Arkansas River near Tulsa, Oklahoma A trench in a river point bar. The left face is normal to flow, and the right face is parallel to flow. The flow-parallel face shows sets all facing to the left, downstream. The flow-normal face shows the characteristic trough sets.
Flow-normal section. Just from this cut, you would not know whether the flow was into or out of the face, without digging to see the third dimension.
San Rafael Swell, Utah (Paul Heller, Mariano Marzo, and Chris Paola) The two faces of the approximately rectangular-solid lock behind the cut-ups show vertical sections at right angles to one another. The next slide shows details.

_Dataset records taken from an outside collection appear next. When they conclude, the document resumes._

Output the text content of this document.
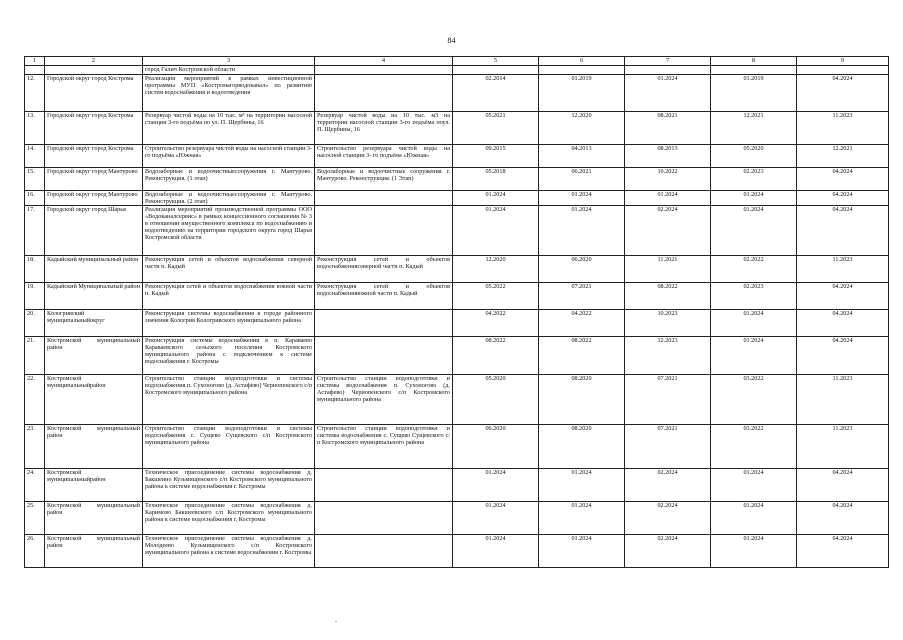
84
1	2	3	4	5	6	7	8	9
		город Галич Костромской области						
12.	Городской округ город Кострома	Реализация мероприятий в рамках инвестиционной программы МУП «Костромагорводоканал» по развитию систем водоснабжения и водоотведения		02.2014	01.2019	01.2024	01.2019	04.2024
13.	Городской округ город Кострома	Резервуар чистой воды на 10 тыс. м³ на территории насосной станции 3-го подъёма по ул. П. Щербины, 16	Резервуар чистой воды на 10 тыс. м3 на территории насосной станции 3-го подъёма поул. П. Щербины, 16	05.2021	12.2020	08.2021	12.2021	11.2023
14.	Городской округ город Кострома	Строительство резервуара чистой воды на насосной станции 3-го подъёма «Южная»	Строительство резервуара чистой воды на насосной станции 3- го подъёма «Южная»	09.2015	04.2013	08.2013	05.2020	12.2021
15.	Городской округ город Мантурово	Водозаборные и водоочистныесооружения г. Мантурово. Реконструкция. (1 этап)	Водозаборные и водоочистные сооружения г. Мантурово. Реконструкция. (1 Этап)	05.2018	06.2021	10.2022	02.2023	04.2024
16.	Городской округ город Мантурово	Водозаборные и водоочистныесооружения г. Мантурово. Реконструкция. (2 этап)		01.2024	01.2024	01.2024	01.2024	04.2024
17.	Городской округ город Шарья	Реализация мероприятий производственной программы ООО «Водоканалсервис» в рамках концессионного соглашения № 3 в отношении имущественного комплекса по водоснабжению и водоотведению на территории городского округа город Шарья Костромской области		01.2024	01.2024	02.2024	01.2024	04.2024
18.	Кадыйский муниципальный район	Реконструкция сетей и объектов водоснабжения северной части п. Кадый	Реконструкция сетей и объектов водоснабжениясеверной части п. Кадый	12.2020	06.2020	11.2021	02.2022	11.2023
19.	Кадыйский Муниципальный район	Реконструкция сетей и объектов водоснабжения южной части п. Кадый	Реконструкция сетей и объектов водоснабженияюжной части п. Кадый	05.2022	07.2021	08.2022	02.2023	04.2024
20.	Кологривский муниципальныйокруг	Реконструкция системы водоснабжения в городе районного значения Кологрив Кологривского муниципального района		04.2022	04.2022	10.2023	01.2024	04.2024
21.	Костромской муниципальный район	Реконструкция системы водоснабжения в п. Караваево Караваевского сельского поселения Костромского муниципального района с подключением к системе водоснабжения г. Костромы		08.2022	08.2022	12.2023	01.2024	04.2024
22.	Костромской муниципальныйрайон	Строительство станции водоподготовки и системы водоснабжения п. Сухоногово (д. Астафево) Чернопенского с/п Костромского муниципального района	Строительство станции водоподготовки и системы водоснабжения п. Сухоногово (д. Астафево) Чернопенского с/п Костромского муниципального района	05.2020	08.2020	07.2021	03.2022	11.2023
23.	Костромской муниципальный район	Строительство станции водоподготовки и системы водоснабжения с. Сущево Сущевского с/п Костромского муниципального района	Строительство станции водоподготовки и системы водоснабжения с. Сущево Сущевского с/п Костромского муниципального района	06.2020	08.2020	07.2021	03.2022	11.2023
24.	Костромской муниципальныйрайон	Техническое присоединение системы водоснабжения д. Бакшеино Кузьмищенского с/п Костромского муниципального района к системе водоснабжения г. Костромы		01.2024	01.2024	02.2024	01.2024	04.2024
25.	Костромской муниципальный район	Техническое присоединение системы водоснабжения д. Каримово Бакшеевского с/п Костромского муниципального района к системе водоснабжения г. Костромы		01.2024	01.2024	02.2024	01.2024	04.2024
26.	Костромской муниципальный район	Техническое присоединение системы водоснабжения д. Молодеево Кузьмищенского с/п Костромского муниципального района к системе водоснабжения г. Костромы		01.2024	01.2024	02.2024	01.2024	04.2024
-
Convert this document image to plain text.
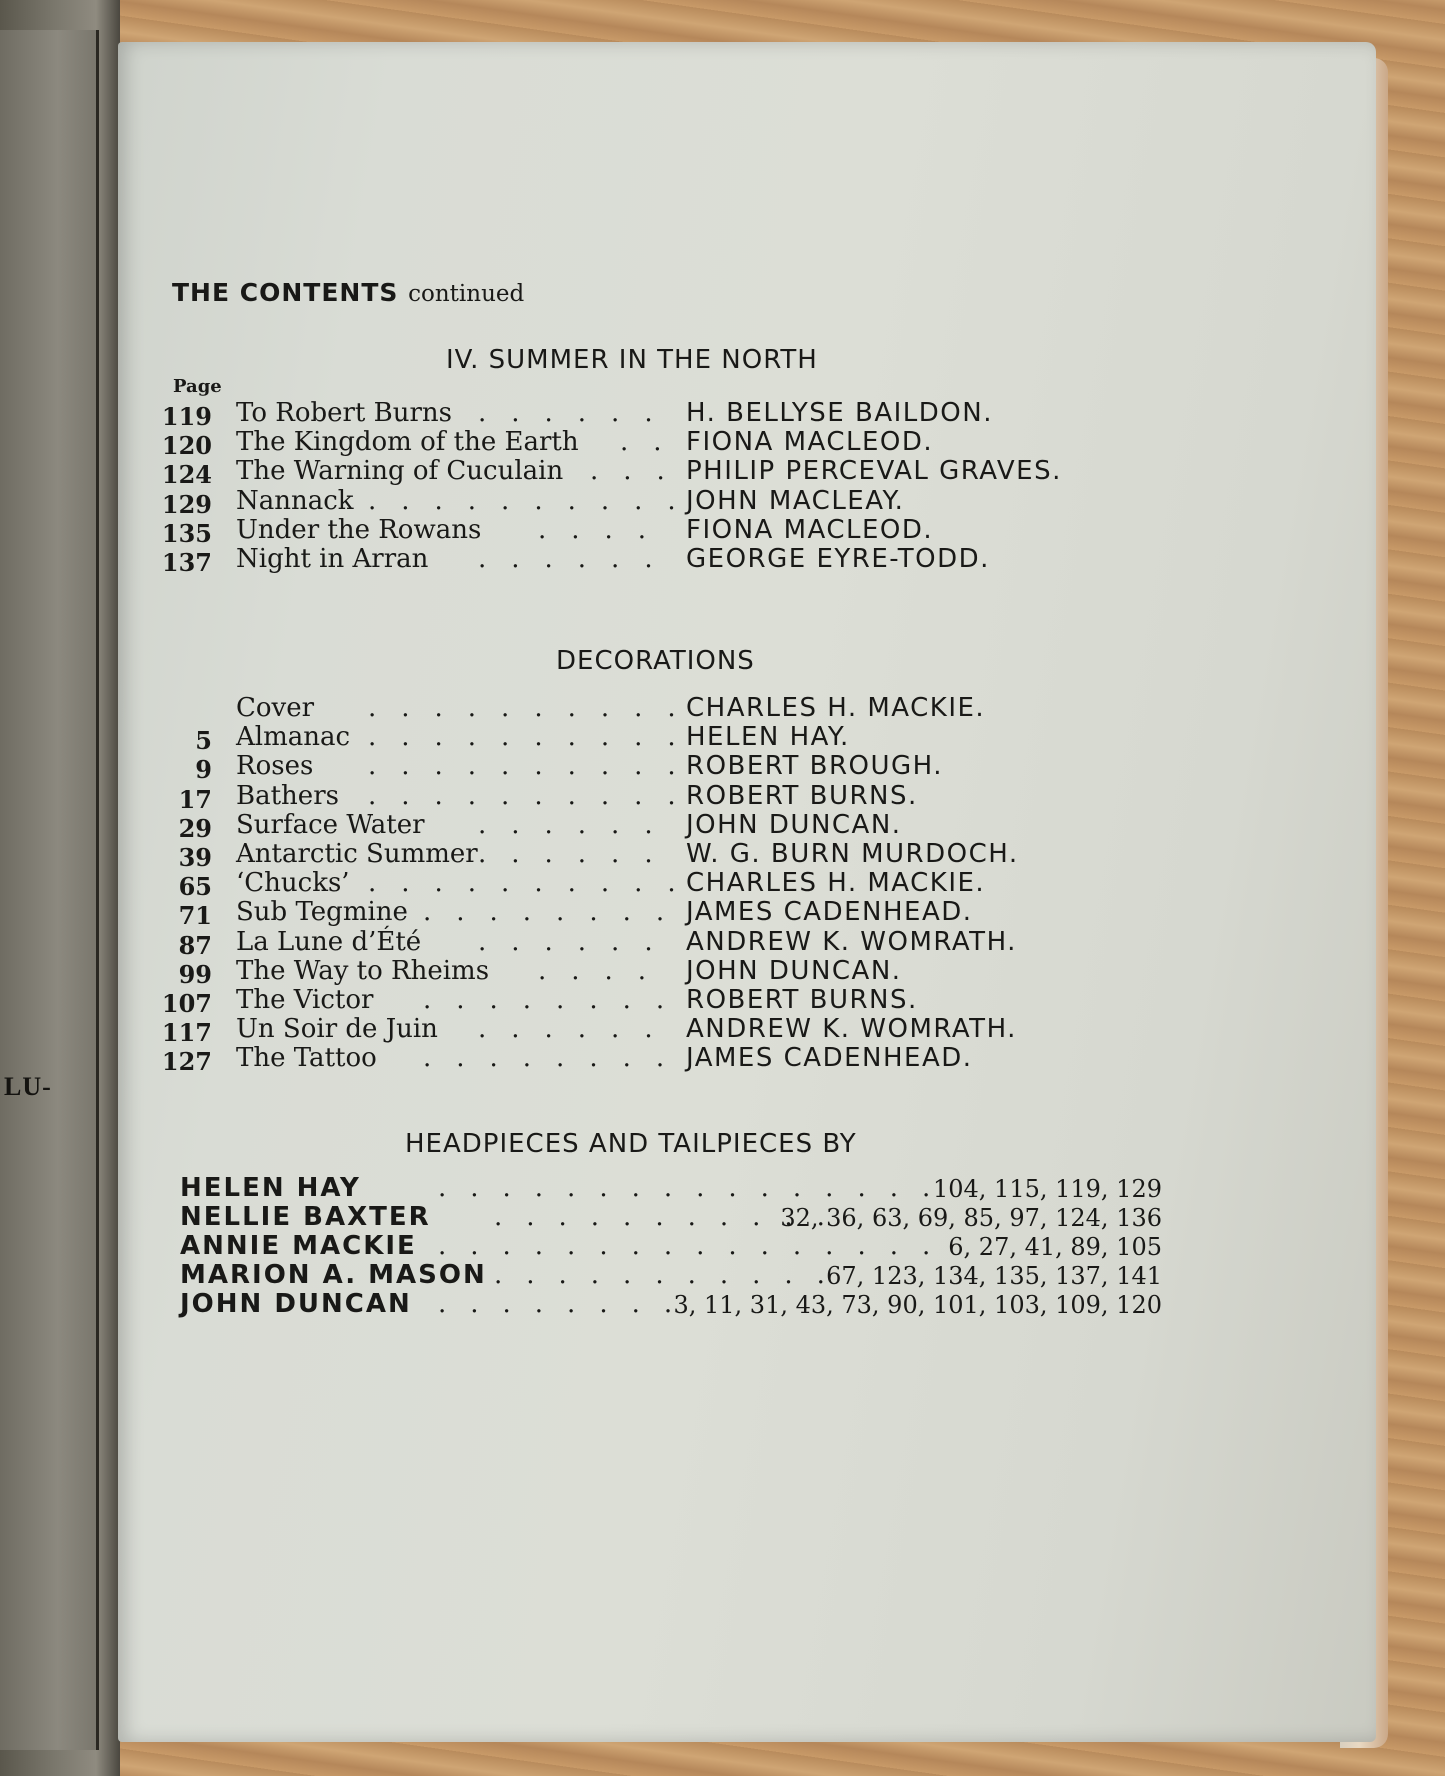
LU-
THE CONTENTS continued
IV. SUMMER IN THE NORTH
Page
119 To Robert Burns ...... H. BELLYSE BAILDON.
120 The Kingdom of the Earth .. FIONA MACLEOD.
124 The Warning of Cuculain ...
PHILIP PERCEVAL GRAVES.
129 Nannack ..........
JOHN MACLEAY.
135 Under the Rowans .... FIONA MACLEOD.
137 Night in Arran ...... GEORGE EYRE-TODD.
DECORATIONS
Cover ..........
CHARLES H. MACKIE.
5 Almanac ..........
HELEN HAY.
9 Roses ..........
ROBERT BROUGH.
17 Bathers ..........
ROBERT BURNS.
29 Surface Water ...... JOHN DUNCAN.
39 Antarctic Summer ...... W. G. BURN MURDOCH.
65 ‘Chucks’ ..........
CHARLES H. MACKIE.
71 Sub Tegmine ........
JAMES CADENHEAD.
87 La Lune d’Été ...... ANDREW K. WOMRATH.
99 The Way to Rheims .... JOHN DUNCAN.
107 The Victor ........
ROBERT BURNS.
117 Un Soir de Juin ...... ANDREW K. WOMRATH.
127 The Tattoo ........
JAMES CADENHEAD.
HEADPIECES AND TAILPIECES BY
HELEN HAY	................
104, 115, 119, 129
NELLIE BAXTER ...........
32, 36, 63, 69, 85, 97, 124, 136
ANNIE MACKIE ................
6, 27, 41, 89, 105
MARION A. MASON ...........
67, 123, 134, 135, 137, 141
JOHN DUNCAN ........
3, 11, 31, 43, 73, 90, 101, 103, 109, 120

In the left face, most of the sets are oriented in one direction. That section is nearly flow-parallel. The right face shows sets in both directions. That section is nearly normal to flow.
Stirling Quartzite (Neoproterozoic), southern Nopah Range, California Commonly, large-scale trough cross stratification looks like this in flow-normal view. The sets dip both to right and to left.
Elbow River near Moose Mountain, Alberta, Canada The cross-sets drip mainly to the left; the section is nearly flow-parallel.
Wood Canyon Fm (Neoproterozoic–Cambrian), southern Nopah Range, California The foreset laminae are nearly straight throughout most of the thickness of the set, but they become concave up as they approach the base of the set, fairing almost asymptotically down to the base.
I70, San Rafael Swell, Utah This is a (not-ideal) example of large-scale rib and furrow. You can see three sets, with curving laminae, separated by truncation surfaces.
I70, San Rafael Swell, Utah A three-dimensional view of a trough set. Paul Myrow is standing in the low point of the trough set, with laminae dipping toward us.
Brushy Canyon Fm (Permian), Delaware Mountains, West Texas It is unusual to see climbing-dune cross stratification, presumably because the supply of sediment from above is almost never large enough, relative to the speed of movement of the dunes, to cause a high angle of climb. This is from what must have been a large depression, filled by deposition from sediment gravity flows passing by. The dunes are climbing from left to right, at an angle large enough to preserve stoss-side lamination.
Grayburg Fm (Permian), Guadalupe Mountains, West Texas A single dune or bar, underlain and overlain by parallel-bedded sediment, moving toward us. The nice three-dimensional shape of the outcrop allows us to determine the direction of movement closely.
Tidal bundles, I70, San Rafael Swell, Utah A single dune, migrating from left to right. The sigmoidal recessive surfaces are defined by finer sediment, deposited on the dune surface during slack-water times in a daily tidal cycle (or, perhaps, during the neap phases of a neap–spring tidal cycle).